GPU Acceleration for Developers
I plan to release a Vulkan & OpenGL-accelerated
real-time low-latency transcription
software for developers soon.
It'll run 100% private + 100% offline
just like this tool,
but instead of processing a WAV file on CPU
it'll stream the real-time GPU transcription
of your microphone input
through a WebRTC-capable REST API
so that you can easily integrate it
with your own voice-controlled projects.
For example, that'll enable
hackable voice typing
together with pynput.keyboard
.
If you want to get notified when it launches, please enter your email at https://madmimi.com/signups/f0da3b13840d40ce9e061cafea6280d5/join
Commercial Customization
This tool itself is free to use also for commercial use. And of course it comes with no warranty of any kind.
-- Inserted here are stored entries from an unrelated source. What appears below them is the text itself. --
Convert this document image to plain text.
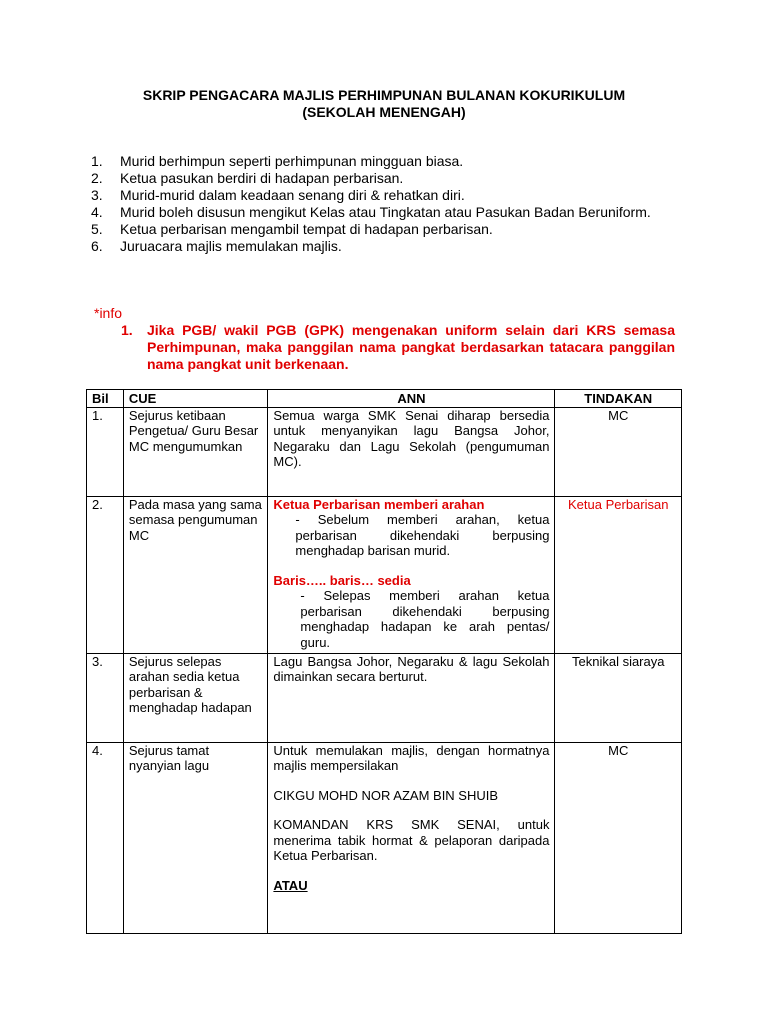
SKRIP PENGACARA MAJLIS PERHIMPUNAN BULANAN KOKURIKULUM
(SEKOLAH MENENGAH)
1.	Murid berhimpun seperti perhimpunan mingguan biasa.
2.	Ketua pasukan berdiri di hadapan perbarisan.
3.	Murid-murid dalam keadaan senang diri & rehatkan diri.
4.	Murid boleh disusun mengikut Kelas atau Tingkatan atau Pasukan Badan Beruniform.
5.	Ketua perbarisan mengambil tempat di hadapan perbarisan.
6.	Juruacara majlis memulakan majlis.
*info
1.	Jika PGB/ wakil PGB (GPK) mengenakan uniform selain dari KRS semasa Perhimpunan, maka panggilan nama pangkat berdasarkan tatacara panggilan nama pangkat unit berkenaan.
Bil	CUE	ANN	TINDAKAN
1.	Sejurus ketibaan Pengetua/ Guru Besar MC mengumumkan	Semua warga SMK Senai diharap bersedia untuk menyanyikan lagu Bangsa Johor, Negaraku dan Lagu Sekolah (pengumuman MC).	MC
2.	Pada masa yang sama semasa pengumuman MC	Ketua Perbarisan memberi arahan
- Sebelum memberi arahan, ketua perbarisan dikehendaki berpusing menghadap barisan murid.
Baris….. baris… sedia
- Selepas memberi arahan ketua perbarisan dikehendaki berpusing menghadap hadapan ke arah pentas/ guru.	Ketua Perbarisan
3.	Sejurus selepas arahan sedia ketua perbarisan & menghadap hadapan	Lagu Bangsa Johor, Negaraku & lagu Sekolah dimainkan secara berturut.	Teknikal siaraya
4.	Sejurus tamat nyanyian lagu	Untuk memulakan majlis, dengan hormatnya majlis mempersilakan
CIKGU MOHD NOR AZAM BIN SHUIB
KOMANDAN KRS SMK SENAI, untuk menerima tabik hormat & pelaporan daripada Ketua Perbarisan.
ATAU	MC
But if you have an idea for a commercial use-case for a customized version of this tool or for similar technology - ideally something that helps small and medium-sized businesses in northern Germany become more competitive - then please contact me at [email protected]
Research Citation
If you use this for research, please cite:
@misc{https://doi.org/10.48550/arxiv.2206.12693,
doi = {10.48550/ARXIV.2206.12693},
url = {https://arxiv.org/abs/2206.12693},
author = {Krabbenhöft, Hajo Nils and Barth, Erhardt},
keywords = {Computation and Language (cs.CL), Sound (cs.SD), Audio and Speech Processing (eess.AS), FOS: Computer and information sciences, FOS: Computer and information sciences, FOS: Electrical engineering, electronic engineering, information engineering, FOS: Electrical engineering, electronic engineering, information engineering, F.2.1; I.2.6; I.2.7},
title = {TEVR: Improving Speech Recognition by Token Entropy Variance Reduction},
publisher = {arXiv},
year = {2022},
copyright = {Creative Commons Attribution 4.0 International}
}
Replace the AI Model
The German AI model and my training scripts can be found on HuggingFace: https://huggingface.co/fxtentacle/wav2vec2-xls-r-1b-tevr
The model has undergone XLS-R cross-language pre-training.
You can directly fine-tune it with a different
language dataset - for example CommonVoice English -
and then re-export the files in the
tevr-asr-data
folder.
Alternatively, you can donate roughly 2 weeks of A100 GPU credits to me and I'll train a suitable recognition model and upload it to HuggingFace.